Slapstick humour seemed to score highly whereas clever stand-up comedy routines, though found to be enjoyable, had no effect on raising pain thresholds.

"I hesitate to say this but we did have one series with [British stand-up comic] Michael McIntyre and we thought he'd go down really well - but it seemed like his humour was too cerebral to produce serious guffaws," Prof Dunbar explained.

"Things that worked very well were slapstick comedies such as Mr Bean.

"Situation comedies such as Friends also seemed to be particularly successful."

Spinal Tap

The researchers were not able to measure endorphin levels directly because that would have involved extracting fluid from the volunteers' spines using a long needle - a process which, Prof Dunbar concedes, would quickly take the smile off their faces and possibly influence the results.

Instead, the researchers took what they referred to as a proxy measurement, which tested the pain threshold for each volunteer.

This involved, for example, placing a bag of ice on their arms to see how long they could withstand it.

The greater the increase in pain threshold, the greater the amount of endorphins produced.

The aim of Prof Dunbar's study is not to develop a new treatment.

Instead, it is to explore the role of laughter in the establishment of human societies two million years ago.

All apes are capable of laughter, but it is only humans that are able to belly laugh and so release endorphins.
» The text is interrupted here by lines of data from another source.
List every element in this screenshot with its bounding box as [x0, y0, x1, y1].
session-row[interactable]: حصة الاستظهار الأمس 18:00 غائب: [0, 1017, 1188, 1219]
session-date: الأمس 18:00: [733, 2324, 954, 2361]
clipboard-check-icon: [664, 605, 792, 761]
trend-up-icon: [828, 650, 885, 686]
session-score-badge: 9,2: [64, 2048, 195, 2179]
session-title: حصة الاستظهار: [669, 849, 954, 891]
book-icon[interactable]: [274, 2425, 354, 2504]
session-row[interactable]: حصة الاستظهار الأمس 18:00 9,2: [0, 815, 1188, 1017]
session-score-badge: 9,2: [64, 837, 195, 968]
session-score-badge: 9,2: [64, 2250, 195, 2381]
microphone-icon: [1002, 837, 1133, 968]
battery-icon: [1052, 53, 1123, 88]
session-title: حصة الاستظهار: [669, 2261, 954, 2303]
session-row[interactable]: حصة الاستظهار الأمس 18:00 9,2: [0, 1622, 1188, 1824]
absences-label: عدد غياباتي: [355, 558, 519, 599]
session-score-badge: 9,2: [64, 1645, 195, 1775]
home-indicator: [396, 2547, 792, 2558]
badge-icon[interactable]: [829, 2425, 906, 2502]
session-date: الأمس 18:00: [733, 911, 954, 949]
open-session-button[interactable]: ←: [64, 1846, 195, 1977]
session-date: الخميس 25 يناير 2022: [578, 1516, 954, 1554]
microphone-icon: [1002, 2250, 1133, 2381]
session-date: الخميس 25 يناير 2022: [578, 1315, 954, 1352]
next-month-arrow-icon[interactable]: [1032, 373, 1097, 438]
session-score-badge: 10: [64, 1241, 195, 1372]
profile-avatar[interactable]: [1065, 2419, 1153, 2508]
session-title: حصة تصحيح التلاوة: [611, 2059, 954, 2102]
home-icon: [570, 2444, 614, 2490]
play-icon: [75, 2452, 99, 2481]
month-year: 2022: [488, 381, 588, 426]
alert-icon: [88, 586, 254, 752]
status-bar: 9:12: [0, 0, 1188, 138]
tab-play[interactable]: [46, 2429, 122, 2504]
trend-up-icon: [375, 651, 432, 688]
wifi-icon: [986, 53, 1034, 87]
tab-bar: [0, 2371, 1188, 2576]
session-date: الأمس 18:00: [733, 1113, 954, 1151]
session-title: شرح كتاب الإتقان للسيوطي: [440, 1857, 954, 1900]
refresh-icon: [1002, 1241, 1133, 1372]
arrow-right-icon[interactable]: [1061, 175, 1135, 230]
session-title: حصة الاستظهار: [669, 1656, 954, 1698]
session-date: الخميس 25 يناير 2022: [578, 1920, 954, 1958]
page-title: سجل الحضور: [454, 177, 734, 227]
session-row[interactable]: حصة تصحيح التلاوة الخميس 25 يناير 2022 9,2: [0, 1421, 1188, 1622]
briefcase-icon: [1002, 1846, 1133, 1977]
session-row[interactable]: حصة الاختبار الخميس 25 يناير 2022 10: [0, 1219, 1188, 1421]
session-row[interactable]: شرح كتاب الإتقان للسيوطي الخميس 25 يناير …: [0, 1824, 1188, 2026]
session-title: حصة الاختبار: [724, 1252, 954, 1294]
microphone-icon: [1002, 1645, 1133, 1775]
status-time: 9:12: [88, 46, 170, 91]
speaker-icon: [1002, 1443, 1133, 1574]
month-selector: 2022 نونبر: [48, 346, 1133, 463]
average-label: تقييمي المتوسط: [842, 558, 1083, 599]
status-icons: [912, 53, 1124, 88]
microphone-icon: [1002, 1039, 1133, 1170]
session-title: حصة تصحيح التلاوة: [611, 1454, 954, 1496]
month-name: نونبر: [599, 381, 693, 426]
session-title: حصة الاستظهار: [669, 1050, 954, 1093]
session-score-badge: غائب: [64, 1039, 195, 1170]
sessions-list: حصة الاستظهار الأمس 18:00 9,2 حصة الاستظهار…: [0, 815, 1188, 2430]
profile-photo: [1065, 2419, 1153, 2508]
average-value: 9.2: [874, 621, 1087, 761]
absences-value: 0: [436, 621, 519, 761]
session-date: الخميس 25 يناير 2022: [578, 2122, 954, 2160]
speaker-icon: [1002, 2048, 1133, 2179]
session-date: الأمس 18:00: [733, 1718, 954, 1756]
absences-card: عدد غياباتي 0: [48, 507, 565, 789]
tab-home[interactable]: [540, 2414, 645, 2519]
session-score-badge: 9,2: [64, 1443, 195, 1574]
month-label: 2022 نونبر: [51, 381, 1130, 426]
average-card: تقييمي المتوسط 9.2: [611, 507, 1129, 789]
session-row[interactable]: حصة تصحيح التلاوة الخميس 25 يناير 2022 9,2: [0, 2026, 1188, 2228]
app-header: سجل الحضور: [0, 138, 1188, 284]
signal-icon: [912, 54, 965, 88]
Prof Dunbar's theory is that as well as dulling pain, endorphins also make people more susceptible to developing bonds.

Media caption,

"It has to be a really good laugh": Co-author of the study Mark van Vugt tells BBC World Service

"Laughter struck us as such an odd thing," he said.

"We spend so much of our time in conversations trying to elicit laughter and laughing ourselves [so] it looked like the first port of call.

"At this point what we're trying to show is, yes you do get endorphin activation.

"The next stage will be to see whether laughing really allows groups to bond together and work as a group better and act more generously towards each other."

If that is the case, then it may explain why some two million years ago, the first humans were able to form large tribal communities of up to 100 - whereas other apes and ape-like creatures that existed at the time were only able to form communities of up to 50.

This theory creates the scenario of our ancestors sharing laughter around the fire, possibly the emergence of the first clowns, clubbing each other for comic effect.